HSC Biology — Module 2
Gas Exchange — Flashcards & Quiz
Gas exchange is the movement of respiratory gases — oxygen and carbon dioxide — across a respiratory surface, and HSC Biology Module 2 asks you to compare gas exchange across organisms. The recurring exam framework is the list of features that make a good exchange surface: large surface area, thin walls, moist, close to transport system, maintained concentration gradient. Be ready to apply this to mammalian lungs, fish gills and plant leaves.
Sample Flashcards
Q1: Why do multicellular organisms need specialised gas exchange surfaces?
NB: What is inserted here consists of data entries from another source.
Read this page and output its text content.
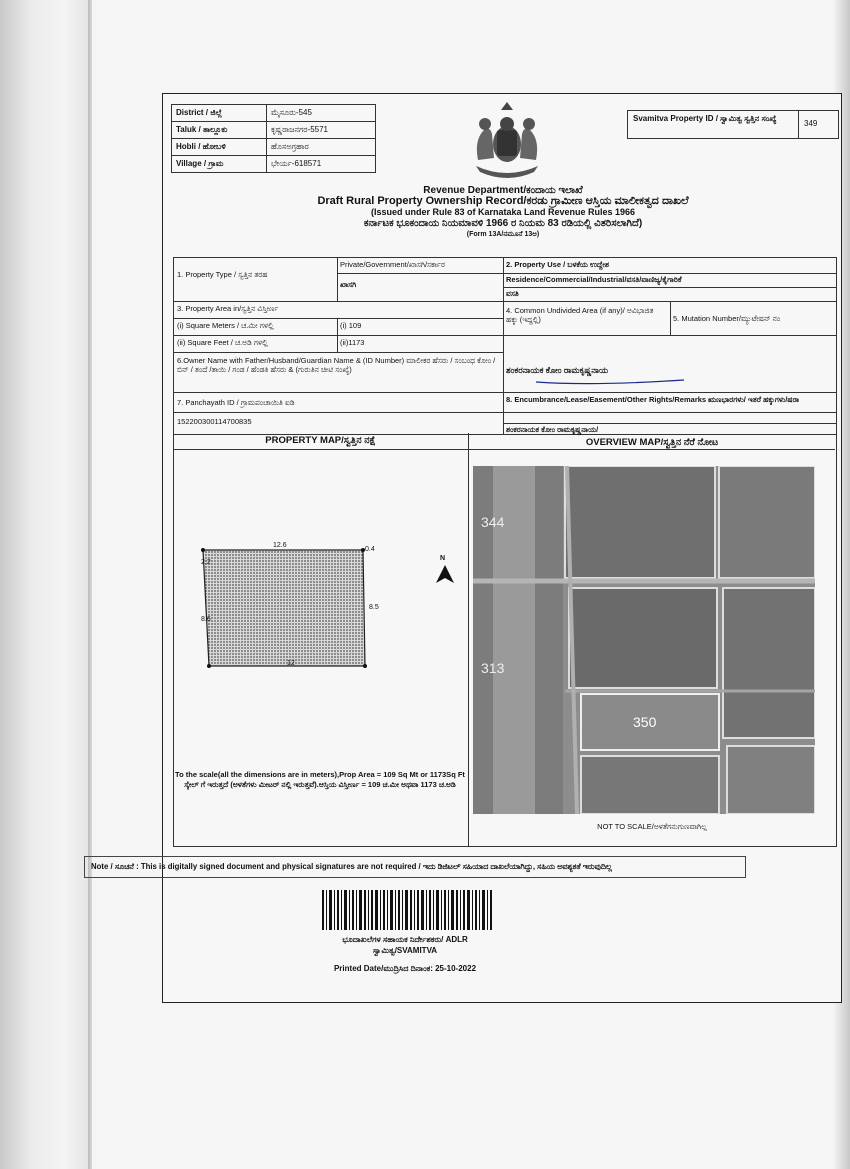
District / ಜಿಲ್ಲೆ	ಮೈಸೂರು-545
Taluk / ತಾಲ್ಲೂಕು	ಕೃಷ್ಣರಾಜನಗರ-5571
Hobli / ಹೋಬಳಿ	ಹೊಸಅಗ್ರಹಾರ
Village / ಗ್ರಾಮ	ಭೇರ್ಯ-618571
Svamitva Property ID / ಸ್ವಾಮಿತ್ವ ಸ್ವತ್ತಿನ ಸಂಖ್ಯೆ
349
Revenue Department/ಕಂದಾಯ ಇಲಾಖೆ
Draft Rural Property Ownership Record/ಕರಡು ಗ್ರಾಮೀಣ ಆಸ್ತಿಯ ಮಾಲೀಕತ್ವದ ದಾಖಲೆ
(Issued under Rule 83 of Karnataka Land Revenue Rules 1966
ಕರ್ನಾಟಕ ಭೂಕಂದಾಯ ನಿಯಮಾವಳಿ 1966 ರ ನಿಯಮ 83 ರಡಿಯಲ್ಲಿ ವಿತರಿಸಲಾಗಿದೆ)
(Form 13A/ನಮೂನೆ 13ಅ)
1. Property Type / ಸ್ವತ್ತಿನ ತರಹ
Private/Government/ಖಾಸಗಿ/ಸರ್ಕಾರ
ಖಾಸಗಿ
2. Property Use / ಬಳಕೆಯ ಉದ್ದೇಶ
Residence/Commercial/Industrial/ವಸತಿ/ವಾಣಿಜ್ಯ/ಕೈಗಾರಿಕೆ
ವಸತಿ
3. Property Area in/ಸ್ವತ್ತಿನ ವಿಸ್ತೀರ್ಣ
(i) Square Meters / ಚ.ಮೀ ಗಳಲ್ಲಿ	(i) 109
(ii) Square Feet / ಚ.ಅಡಿ ಗಳಲ್ಲಿ	(ii)1173
4. Common Undivided Area (if any)/ ಅವಿಭಾಜಿತ ಹಕ್ಕು (ಇದ್ದಲ್ಲಿ)	5. Mutation Number/ಮ್ಯುಟೇಷನ್ ನಂ
6.Owner Name with Father/Husband/Guardian Name & (ID Number) ಮಾಲೀಕರ ಹೆಸರು / ಸಂಬಂಧ ಕೋಂ / ಬಿನ್ / ತಂದೆ /ತಾಯಿ / ಗಂಡ / ಹೆಂಡತಿ ಹೆಸರು & (ಗುರುತಿನ ಚೀಟಿ ಸಂಖ್ಯೆ)	ಶಂಕರನಾಯಕ ಕೋಂ ರಾಮಕೃಷ್ಣನಾಯ
7. Panchayath ID / ಗ್ರಾಮಪಂಚಾಯಿತಿ ಐಡಿ
152200300114700835
8. Encumbrance/Lease/Easement/Other Rights/Remarks ಋಣಭಾರಗಳು/ ಇತರೆ ಹಕ್ಕುಗಳು/ಷರಾ
ಶಂಕರನಾಯಕ ಕೋಂ ರಾಮಕೃಷ್ಣನಾಯ/
PROPERTY MAP/ಸ್ವತ್ತಿನ ನಕ್ಷೆ	OVERVIEW MAP/ಸ್ವತ್ತಿನ ನೆರೆ ನೋಟ
12.6
0.4
2.2
8.6
8.5
12
N
To the scale(all the dimensions are in meters),Prop Area = 109 Sq Mt or 1173Sq Ft
ಸ್ಕೇಲ್ ಗೆ ಇರುತ್ತದೆ (ಅಳತೆಗಳು ಮೀಟರ್ ನಲ್ಲಿ ಇರುತ್ತವೆ).ಆಸ್ತಿಯ ವಿಸ್ತೀರ್ಣ = 109 ಚ.ಮೀ ಅಥವಾ 1173 ಚ.ಅಡಿ
344
313
350
NOT TO SCALE/ಅಳತೆಗನುಗುಣವಾಗಿಲ್ಲ
Note / ಸೂಚನೆ : This is digitally signed document and physical signatures are not required / ಇದು ಡಿಜಿಟಲ್ ಸಹಿಯಾದ ದಾಖಲೆಯಾಗಿದ್ದು, ಸಹಿಯ ಅವಶ್ಯಕತೆ ಇರುವುದಿಲ್ಲ
ಭೂದಾಖಲೆಗಳ ಸಹಾಯಕ ನಿರ್ದೇಶಕರು/ ADLR
ಸ್ವಾಮಿತ್ವ/SVAMITVA
Printed Date/ಮುದ್ರಿಸಿದ ದಿನಾಂಕ: 25-10-2022
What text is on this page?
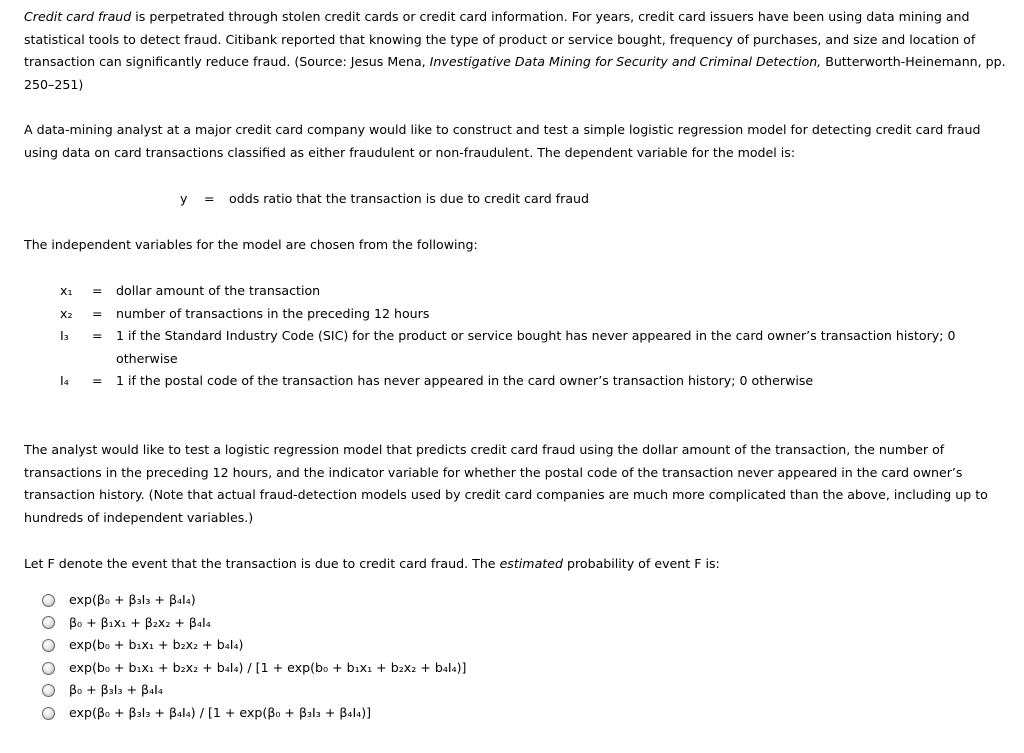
Credit card fraud is perpetrated through stolen credit cards or credit card information. For years, credit card issuers have been using data mining and statistical tools to detect fraud. Citibank reported that knowing the type of product or service bought, frequency of purchases, and size and location of transaction can significantly reduce fraud. (Source: Jesus Mena, Investigative Data Mining for Security and Criminal Detection, Butterworth-Heinemann, pp. 250–251)
A data-mining analyst at a major credit card company would like to construct and test a simple logistic regression model for detecting credit card fraud using data on card transactions classified as either fraudulent or non-fraudulent. The dependent variable for the model is:
y = odds ratio that the transaction is due to credit card fraud
The independent variables for the model are chosen from the following:
x₁	=	dollar amount of the transaction
x₂	=	number of transactions in the preceding 12 hours
I₃	=	1 if the Standard Industry Code (SIC) for the product or service bought has never appeared in the card owner’s transaction history; 0 otherwise
I₄	=	1 if the postal code of the transaction has never appeared in the card owner’s transaction history; 0 otherwise
The analyst would like to test a logistic regression model that predicts credit card fraud using the dollar amount of the transaction, the number of transactions in the preceding 12 hours, and the indicator variable for whether the postal code of the transaction never appeared in the card owner’s transaction history. (Note that actual fraud-detection models used by credit card companies are much more complicated than the above, including up to hundreds of independent variables.)
Let F denote the event that the transaction is due to credit card fraud. The estimated probability of event F is:
exp(β₀ + β₃I₃ + β₄I₄)
β₀ + β₁x₁ + β₂x₂ + β₄I₄
exp(b₀ + b₁x₁ + b₂x₂ + b₄I₄)
exp(b₀ + b₁x₁ + b₂x₂ + b₄I₄) / [1 + exp(b₀ + b₁x₁ + b₂x₂ + b₄I₄)]
β₀ + β₃I₃ + β₄I₄
exp(β₀ + β₃I₃ + β₄I₄) / [1 + exp(β₀ + β₃I₃ + β₄I₄)]
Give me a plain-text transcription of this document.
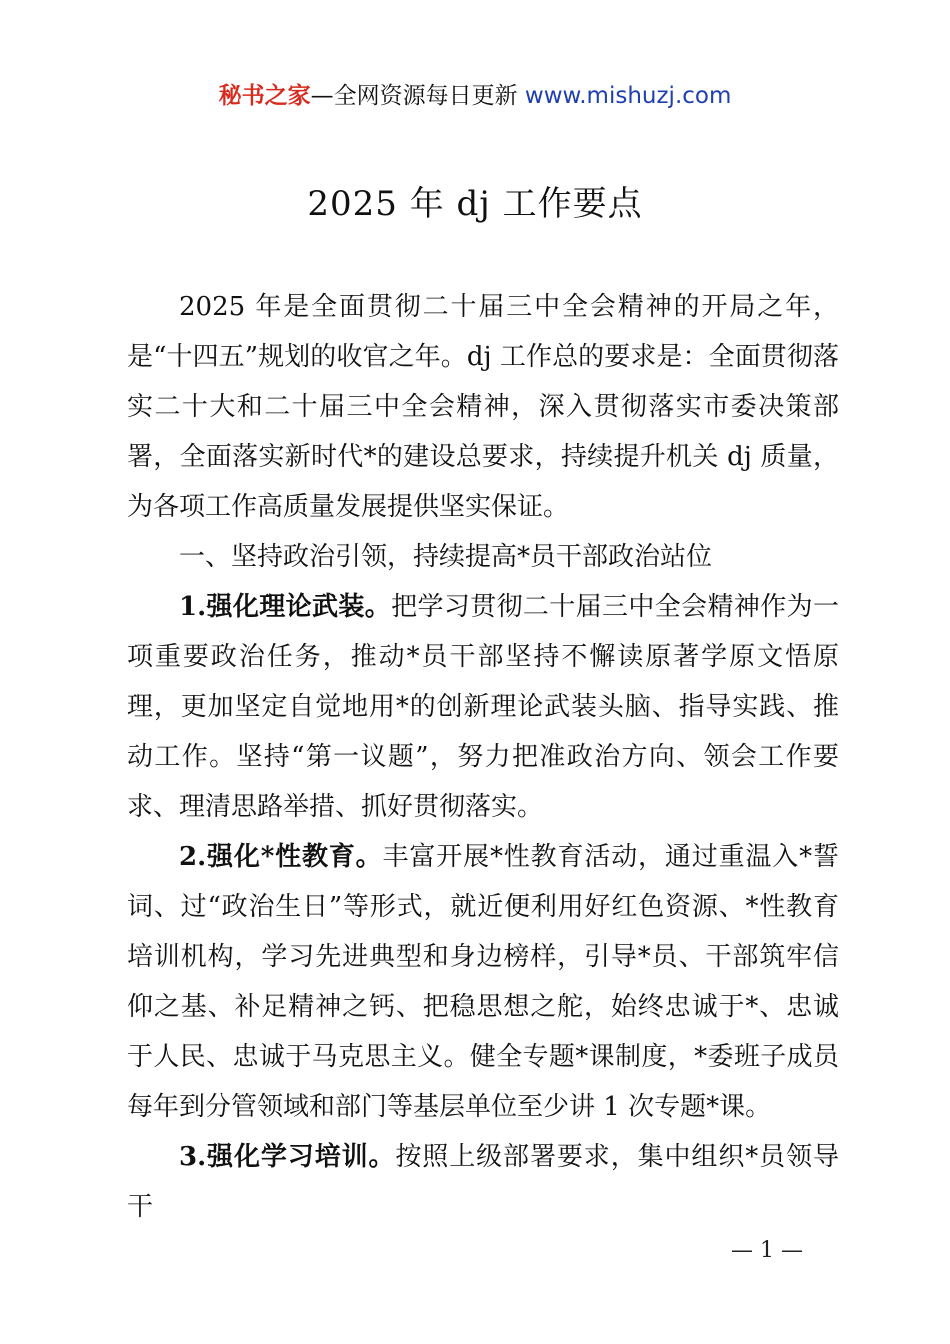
秘书之家—全网资源每日更新 www.mishuzj.com
2025 年 dj 工作要点

2025 年是全面贯彻二十届三中全会精神的开局之年，是“十四五”规划的收官之年。dj 工作总的要求是：全面贯彻落实二十大和二十届三中全会精神，深入贯彻落实市委决策部署，全面落实新时代*的建设总要求，持续提升机关 dj 质量，为各项工作高质量发展提供坚实保证。

一、坚持政治引领，持续提高*员干部政治站位

1.强化理论武装。把学习贯彻二十届三中全会精神作为一项重要政治任务，推动*员干部坚持不懈读原著学原文悟原理，更加坚定自觉地用*的创新理论武装头脑、指导实践、推动工作。坚持“第一议题”，努力把准政治方向、领会工作要求、理清思路举措、抓好贯彻落实。

2.强化*性教育。丰富开展*性教育活动，通过重温入*誓词、过“政治生日”等形式，就近便利用好红色资源、*性教育培训机构，学习先进典型和身边榜样，引导*员、干部筑牢信仰之基、补足精神之钙、把稳思想之舵，始终忠诚于*、忠诚于人民、忠诚于马克思主义。健全专题*课制度，*委班子成员每年到分管领域和部门等基层单位至少讲 1 次专题*课。

3.强化学习培训。按照上级部署要求，集中组织*员领导干

— 1 —
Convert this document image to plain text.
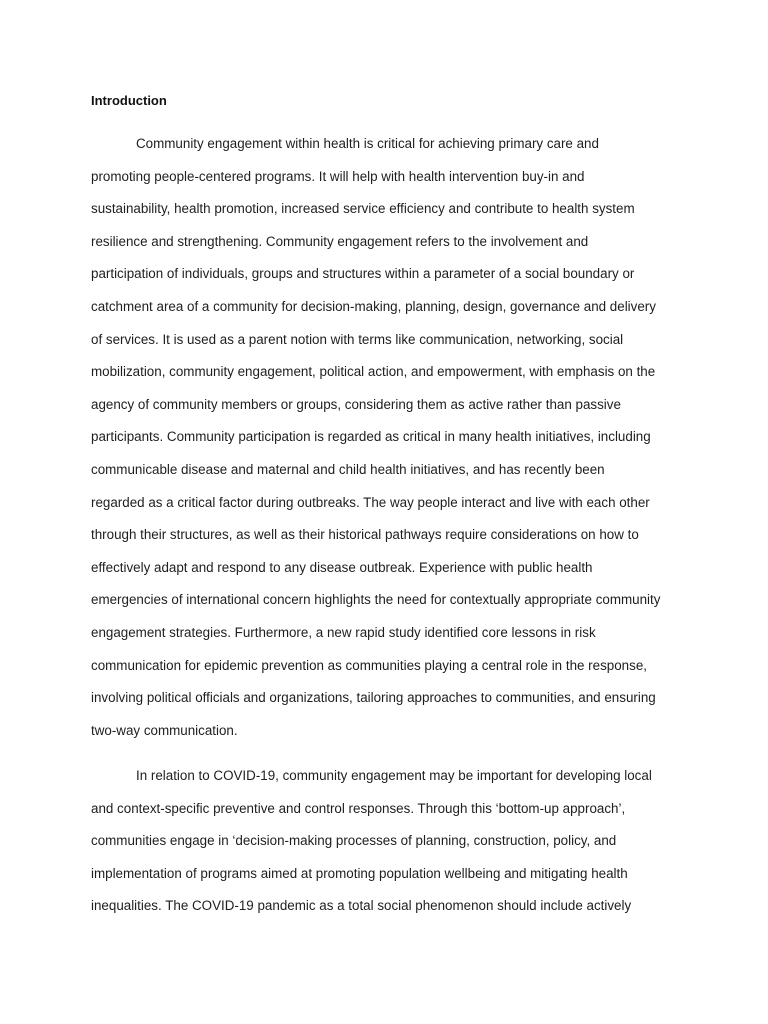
Introduction
Community engagement within health is critical for achieving primary care and
promoting people-centered programs. It will help with health intervention buy-in and
sustainability, health promotion, increased service efficiency and contribute to health system
resilience and strengthening. Community engagement refers to the involvement and
participation of individuals, groups and structures within a parameter of a social boundary or
catchment area of a community for decision-making, planning, design, governance and delivery
of services. It is used as a parent notion with terms like communication, networking, social
mobilization, community engagement, political action, and empowerment, with emphasis on the
agency of community members or groups, considering them as active rather than passive
participants. Community participation is regarded as critical in many health initiatives, including
communicable disease and maternal and child health initiatives, and has recently been
regarded as a critical factor during outbreaks. The way people interact and live with each other
through their structures, as well as their historical pathways require considerations on how to
effectively adapt and respond to any disease outbreak. Experience with public health
emergencies of international concern highlights the need for contextually appropriate community
engagement strategies. Furthermore, a new rapid study identified core lessons in risk
communication for epidemic prevention as communities playing a central role in the response,
involving political officials and organizations, tailoring approaches to communities, and ensuring
two-way communication.
In relation to COVID-19, community engagement may be important for developing local
and context-specific preventive and control responses. Through this ‘bottom-up approach’,
communities engage in ‘decision-making processes of planning, construction, policy, and
implementation of programs aimed at promoting population wellbeing and mitigating health
inequalities. The COVID-19 pandemic as a total social phenomenon should include actively
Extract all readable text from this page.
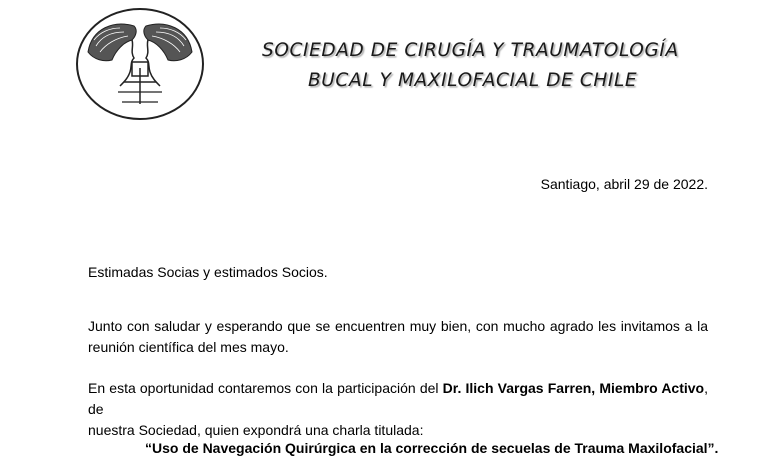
SOCIEDAD DE CIRUGÍA Y TRAUMATOLOGÍA
BUCAL Y MAXILOFACIAL DE CHILE
Santiago, abril 29 de 2022.
Estimadas Socias y estimados Socios.
Junto con saludar y esperando que se encuentren muy bien, con mucho agrado les invitamos a la
reunión científica del mes mayo.
En esta oportunidad contaremos con la participación del Dr. Ilich Vargas Farren, Miembro Activo, de
nuestra Sociedad, quien expondrá una charla titulada:
“Uso de Navegación Quirúrgica en la corrección de secuelas de Trauma Maxilofacial”.
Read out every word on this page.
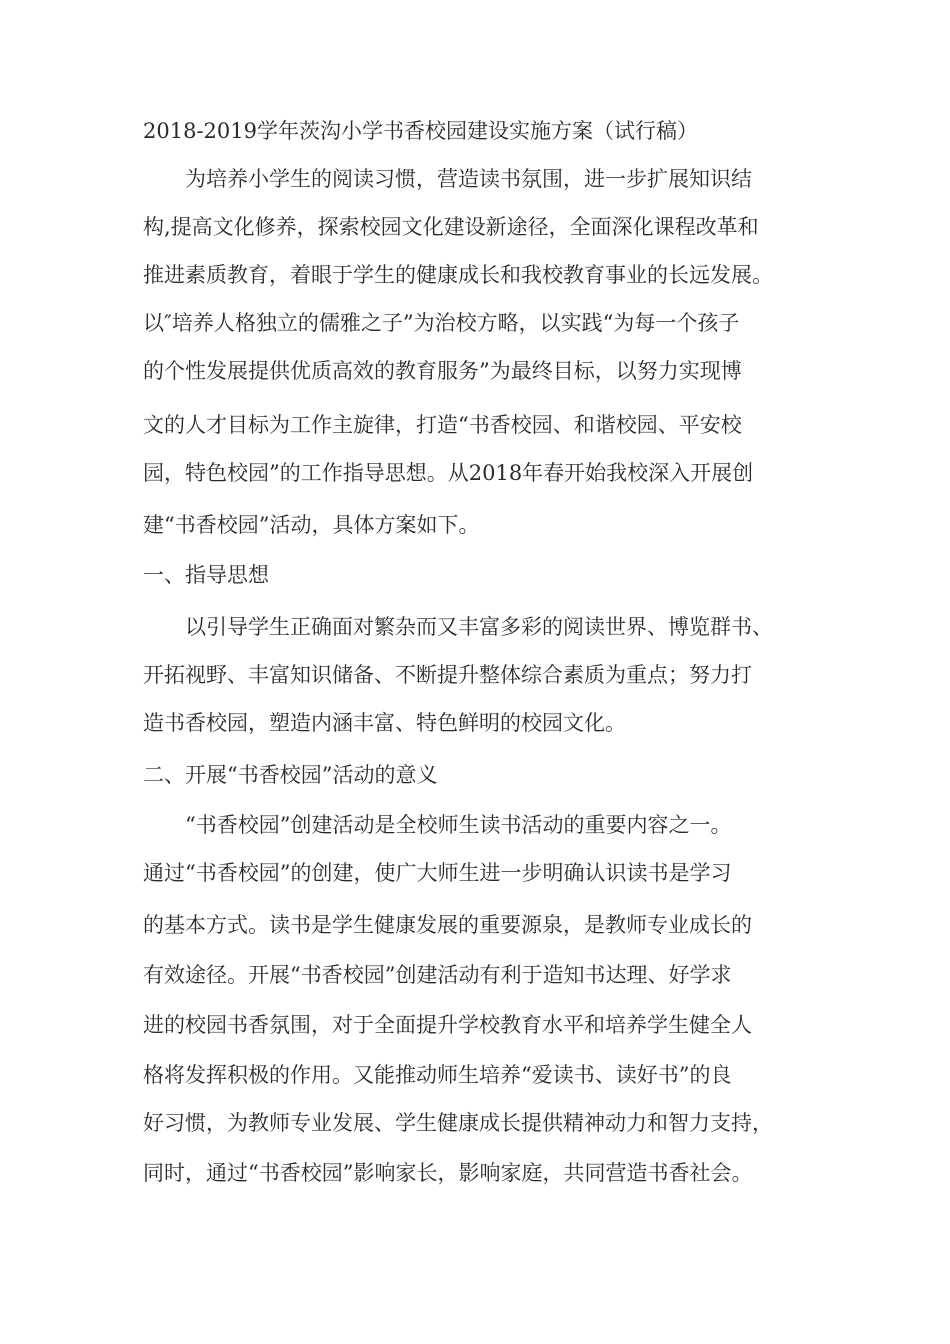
2018-2019学年茨沟小学书香校园建设实施方案（试行稿）
　　为培养小学生的阅读习惯，营造读书氛围，进一步扩展知识结
构,提高文化修养，探索校园文化建设新途径，全面深化课程改革和
推进素质教育，着眼于学生的健康成长和我校教育事业的长远发展。
以″培养人格独立的儒雅之子”为治校方略，以实践“为每一个孩子
的个性发展提供优质高效的教育服务”为最终目标，以努力实现博
文的人才目标为工作主旋律，打造“书香校园、和谐校园、平安校
园，特色校园”的工作指导思想。从2018年春开始我校深入开展创
建“书香校园”活动，具体方案如下。
一、指导思想
　　以引导学生正确面对繁杂而又丰富多彩的阅读世界、博览群书、
开拓视野、丰富知识储备、不断提升整体综合素质为重点；努力打
造书香校园，塑造内涵丰富、特色鲜明的校园文化。
二、开展“书香校园”活动的意义
　　“书香校园”创建活动是全校师生读书活动的重要内容之一。
通过“书香校园”的创建，使广大师生进一步明确认识读书是学习
的基本方式。读书是学生健康发展的重要源泉，是教师专业成长的
有效途径。开展“书香校园”创建活动有利于造知书达理、好学求
进的校园书香氛围，对于全面提升学校教育水平和培养学生健全人
格将发挥积极的作用。又能推动师生培养“爱读书、读好书”的良
好习惯，为教师专业发展、学生健康成长提供精神动力和智力支持，
同时，通过“书香校园”影响家长，影响家庭，共同营造书香社会。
As organisms increase in size, their surface area to volume (SA:V) ratio decreases. Diffusion alone is too slow to supply O₂ to all cells, so specialised surfaces (lungs, gills) increase the area for gas exchange.
Q2: What are the features of an efficient gas exchange surface?
Large surface area, thin walls (short diffusion distance), moist surface (gases dissolve), rich blood supply (maintains concentration gradient), and ventilation (keeps gradient steep).
Sample Quiz Questions
Q1: As an organism increases in size, its surface area to volume ratio increases.
Answer: FALSE
As size increases, the SA:V ratio DECREASES. This is why larger organisms need specialised gas exchange surfaces — simple diffusion across the body surface becomes insufficient.
Q2: Efficient gas exchange surfaces are thin, moist, and have a large surface area.
Answer: TRUE
These features maximise the rate of diffusion: thin walls shorten diffusion distance, moisture dissolves gases, and large SA allows more gas exchange simultaneously.